No epicentro da polémica que abalou o Madrid Open de 2026, a final feminina entre Marta Kostyuk e Mirra Andreeva terminou em choque dentro e fora das quadras. A jovem russa Andreeva perdeu em dois sets para a ucraniana Kostyuk, mas o que mais incendiou as redes sociais foi a ausência do tradicional aperto de mão — um gesto que simboliza muito mais do que um protocolo desportivo, numa altura em que o conflito entre Rússia e Ucrânia se reflecte também no desporto.
Alex Dolgopolov, antigo número 13 do ATP e ex-estrela ucraniana, não hesitou em atacar Mirra Andreeva nas redes sociais, denunciando ligações chocantes da russa a Vladimir Putin, através de interações em redes sociais. “Parabéns à Marta, bem merecido! Primeiro a sua adversária gosta de posts sobre Putin, depois os fãs dela fingem que ela é graciosa no discurso e odeiam a Marta 🤡 Que noite de sábado tão divertida”, escreveu Dolgopolov no X (antigo Twitter), aludindo às polémicas preferências da russa no Instagram.
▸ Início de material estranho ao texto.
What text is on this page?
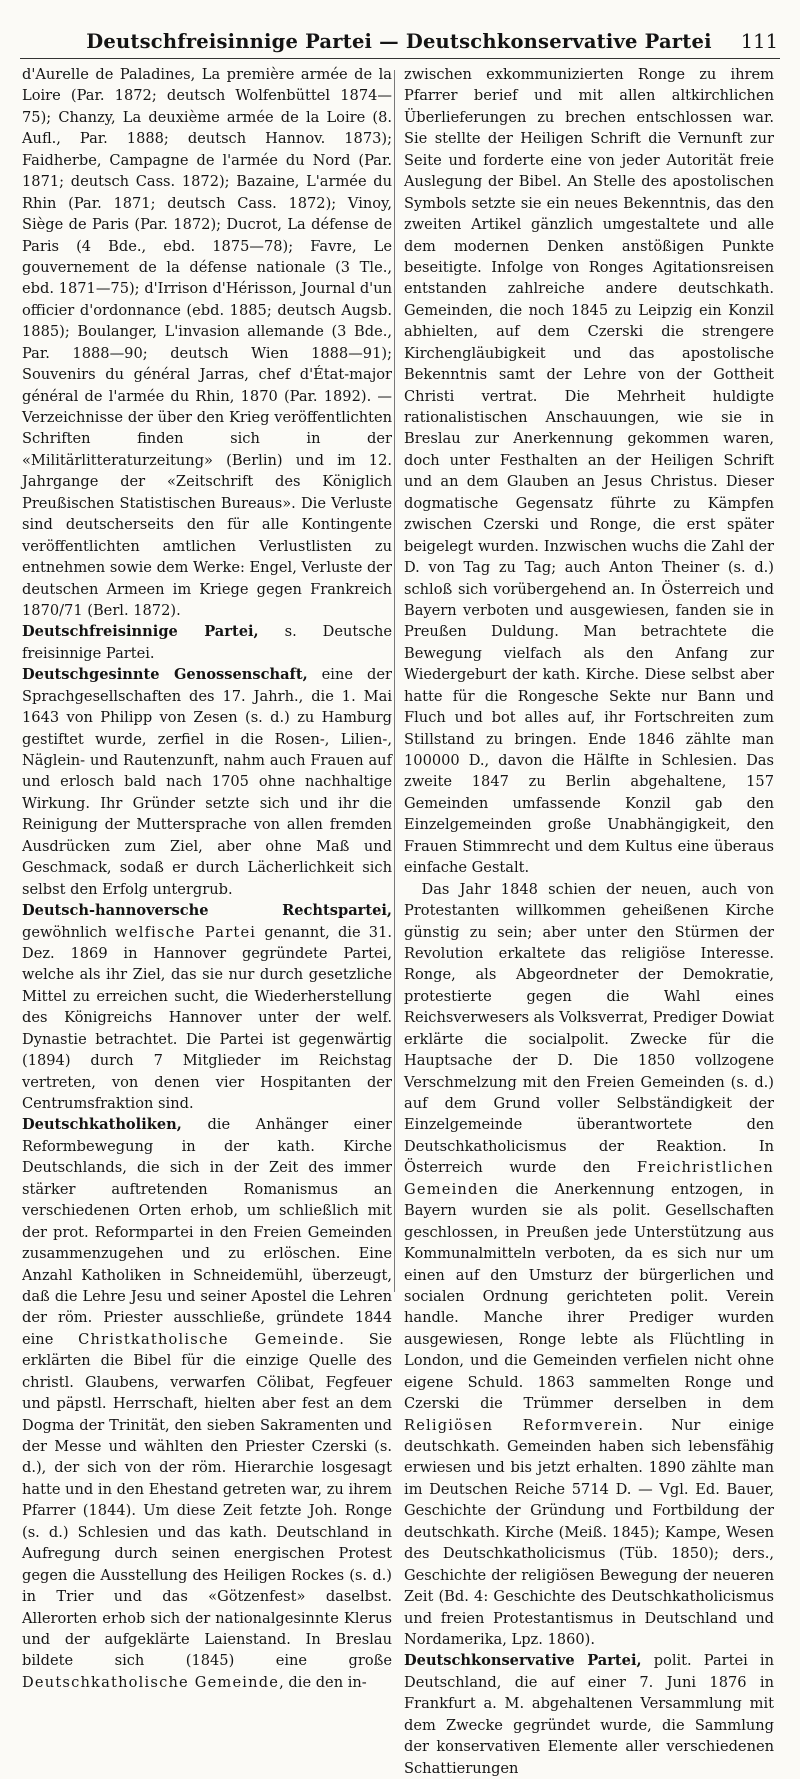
Deutschfreisinnige Partei — Deutschkonservative Partei	111

d'Aurelle de Paladines, La première armée de la Loire (Par. 1872; deutsch Wolfenbüttel 1874—75); Chanzy, La deuxième armée de la Loire (8. Aufl., Par. 1888; deutsch Hannov. 1873); Faidherbe, Campagne de l'armée du Nord (Par. 1871; deutsch Cass. 1872); Bazaine, L'armée du Rhin (Par. 1871; deutsch Cass. 1872); Vinoy, Siège de Paris (Par. 1872); Ducrot, La défense de Paris (4 Bde., ebd. 1875—78); Favre, Le gouvernement de la défense nationale (3 Tle., ebd. 1871—75); d'Irrison d'Hérisson, Journal d'un officier d'ordonnance (ebd. 1885; deutsch Augsb. 1885); Boulanger, L'invasion allemande (3 Bde., Par. 1888—90; deutsch Wien 1888—91); Souvenirs du général Jarras, chef d'État-major général de l'armée du Rhin, 1870 (Par. 1892). — Verzeichnisse der über den Krieg veröffentlichten Schriften finden sich in der «Militärlitteraturzeitung» (Berlin) und im 12. Jahrgange der «Zeitschrift des Königlich Preußischen Statistischen Bureaus». Die Verluste sind deutscherseits den für alle Kontingente veröffentlichten amtlichen Verlustlisten zu entnehmen sowie dem Werke: Engel, Verluste der deutschen Armeen im Kriege gegen Frankreich 1870/71 (Berl. 1872).

Deutschfreisinnige Partei, s. Deutsche freisinnige Partei.

Deutschgesinnte Genossenschaft, eine der Sprachgesellschaften des 17. Jahrh., die 1. Mai 1643 von Philipp von Zesen (s. d.) zu Hamburg gestiftet wurde, zerfiel in die Rosen-, Lilien-, Näglein- und Rautenzunft, nahm auch Frauen auf und erlosch bald nach 1705 ohne nachhaltige Wirkung. Ihr Gründer setzte sich und ihr die Reinigung der Muttersprache von allen fremden Ausdrücken zum Ziel, aber ohne Maß und Geschmack, sodaß er durch Lächerlichkeit sich selbst den Erfolg untergrub.

Deutsch-hannoversche Rechtspartei, gewöhnlich welfische Partei genannt, die 31. Dez. 1869 in Hannover gegründete Partei, welche als ihr Ziel, das sie nur durch gesetzliche Mittel zu erreichen sucht, die Wiederherstellung des Königreichs Hannover unter der welf. Dynastie betrachtet. Die Partei ist gegenwärtig (1894) durch 7 Mitglieder im Reichstag vertreten, von denen vier Hospitanten der Centrumsfraktion sind.

Deutschkatholiken, die Anhänger einer Reformbewegung in der kath. Kirche Deutschlands, die sich in der Zeit des immer stärker auftretenden Romanismus an verschiedenen Orten erhob, um schließlich mit der prot. Reformpartei in den Freien Gemeinden zusammenzugehen und zu erlöschen. Eine Anzahl Katholiken in Schneidemühl, überzeugt, daß die Lehre Jesu und seiner Apostel die Lehren der röm. Priester ausschließe, gründete 1844 eine Christkatholische Gemeinde. Sie erklärten die Bibel für die einzige Quelle des christl. Glaubens, verwarfen Cölibat, Fegfeuer und päpstl. Herrschaft, hielten aber fest an dem Dogma der Trinität, den sieben Sakramenten und der Messe und wählten den Priester Czerski (s. d.), der sich von der röm. Hierarchie losgesagt hatte und in den Ehestand getreten war, zu ihrem Pfarrer (1844). Um diese Zeit fetzte Joh. Ronge (s. d.) Schlesien und das kath. Deutschland in Aufregung durch seinen energischen Protest gegen die Ausstellung des Heiligen Rockes (s. d.) in Trier und das «Götzenfest» daselbst. Allerorten erhob sich der nationalgesinnte Klerus und der aufgeklärte Laienstand. In Breslau bildete sich (1845) eine große Deutschkatholische Gemeinde, die den in-

zwischen exkommunizierten Ronge zu ihrem Pfarrer berief und mit allen altkirchlichen Überlieferungen zu brechen entschlossen war. Sie stellte der Heiligen Schrift die Vernunft zur Seite und forderte eine von jeder Autorität freie Auslegung der Bibel. An Stelle des apostolischen Symbols setzte sie ein neues Bekenntnis, das den zweiten Artikel gänzlich umgestaltete und alle dem modernen Denken anstößigen Punkte beseitigte. Infolge von Ronges Agitationsreisen entstanden zahlreiche andere deutschkath. Gemeinden, die noch 1845 zu Leipzig ein Konzil abhielten, auf dem Czerski die strengere Kirchengläubigkeit und das apostolische Bekenntnis samt der Lehre von der Gottheit Christi vertrat. Die Mehrheit huldigte rationalistischen Anschauungen, wie sie in Breslau zur Anerkennung gekommen waren, doch unter Festhalten an der Heiligen Schrift und an dem Glauben an Jesus Christus. Dieser dogmatische Gegensatz führte zu Kämpfen zwischen Czerski und Ronge, die erst später beigelegt wurden. Inzwischen wuchs die Zahl der D. von Tag zu Tag; auch Anton Theiner (s. d.) schloß sich vorübergehend an. In Österreich und Bayern verboten und ausgewiesen, fanden sie in Preußen Duldung. Man betrachtete die Bewegung vielfach als den Anfang zur Wiedergeburt der kath. Kirche. Diese selbst aber hatte für die Rongesche Sekte nur Bann und Fluch und bot alles auf, ihr Fortschreiten zum Stillstand zu bringen. Ende 1846 zählte man 100000 D., davon die Hälfte in Schlesien. Das zweite 1847 zu Berlin abgehaltene, 157 Gemeinden umfassende Konzil gab den Einzelgemeinden große Unabhängigkeit, den Frauen Stimmrecht und dem Kultus eine überaus einfache Gestalt.

Das Jahr 1848 schien der neuen, auch von Protestanten willkommen geheißenen Kirche günstig zu sein; aber unter den Stürmen der Revolution erkaltete das religiöse Interesse. Ronge, als Abgeordneter der Demokratie, protestierte gegen die Wahl eines Reichsverwesers als Volksverrat, Prediger Dowiat erklärte die socialpolit. Zwecke für die Hauptsache der D. Die 1850 vollzogene Verschmelzung mit den Freien Gemeinden (s. d.) auf dem Grund voller Selbständigkeit der Einzelgemeinde überantwortete den Deutschkatholicismus der Reaktion. In Österreich wurde den Freichristlichen Gemeinden die Anerkennung entzogen, in Bayern wurden sie als polit. Gesellschaften geschlossen, in Preußen jede Unterstützung aus Kommunalmitteln verboten, da es sich nur um einen auf den Umsturz der bürgerlichen und socialen Ordnung gerichteten polit. Verein handle. Manche ihrer Prediger wurden ausgewiesen, Ronge lebte als Flüchtling in London, und die Gemeinden verfielen nicht ohne eigene Schuld. 1863 sammelten Ronge und Czerski die Trümmer derselben in dem Religiösen Reformverein. Nur einige deutschkath. Gemeinden haben sich lebensfähig erwiesen und bis jetzt erhalten. 1890 zählte man im Deutschen Reiche 5714 D. — Vgl. Ed. Bauer, Geschichte der Gründung und Fortbildung der deutschkath. Kirche (Meiß. 1845); Kampe, Wesen des Deutschkatholicismus (Tüb. 1850); ders., Geschichte der religiösen Bewegung der neueren Zeit (Bd. 4: Geschichte des Deutschkatholicismus und freien Protestantismus in Deutschland und Nordamerika, Lpz. 1860).

Deutschkonservative Partei, polit. Partei in Deutschland, die auf einer 7. Juni 1876 in Frankfurt a. M. abgehaltenen Versammlung mit dem Zwecke gegründet wurde, die Sammlung der konservativen Elemente aller verschiedenen Schattierungen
Esta não é a primeira vez que Mirra Andreeva se vê envolvida em acusações sobre apoio a conteúdos pró-Rússia e pró-Putin, especialmente desde a invasão da Ucrânia em 2022. Entre 2023 e 2024, vários relatos surgiram, apontando que a jovem russa teria gostado de múltiplas publicações que exaltavam a figura do presidente russo. A situação já havia provocado reações de outras jogadoras ucranianas, como Dayana Yastremska, que chegou a pedir uma ação da WTA contra Andreeva.
As críticas de Dolgopolov não passaram despercebidas e desencadearam uma forte reação dos fãs de Mirra Andreeva, que rapidamente atacaram o ex-tenista ucraniano. “Que surpresa, trazer política para o desporto 🤡”, escreveu um seguidor. “Hahaha, uma miúda de 19 anos a provocar-te? És um chorão. Ela gostou desse post quando tinha 15 ou 16 anos? Ridículo”, defendeu outro. Havia ainda quem insistisse que a culpa poderia ser da equipa de comunicação da jovem russa e não dela própria: “Ela estava com 15 anos quando alguém da sua equipa de media gostou desse post, não ela. Defender o teu país é normal, mas espalhar isto contra uma adolescente é demais.”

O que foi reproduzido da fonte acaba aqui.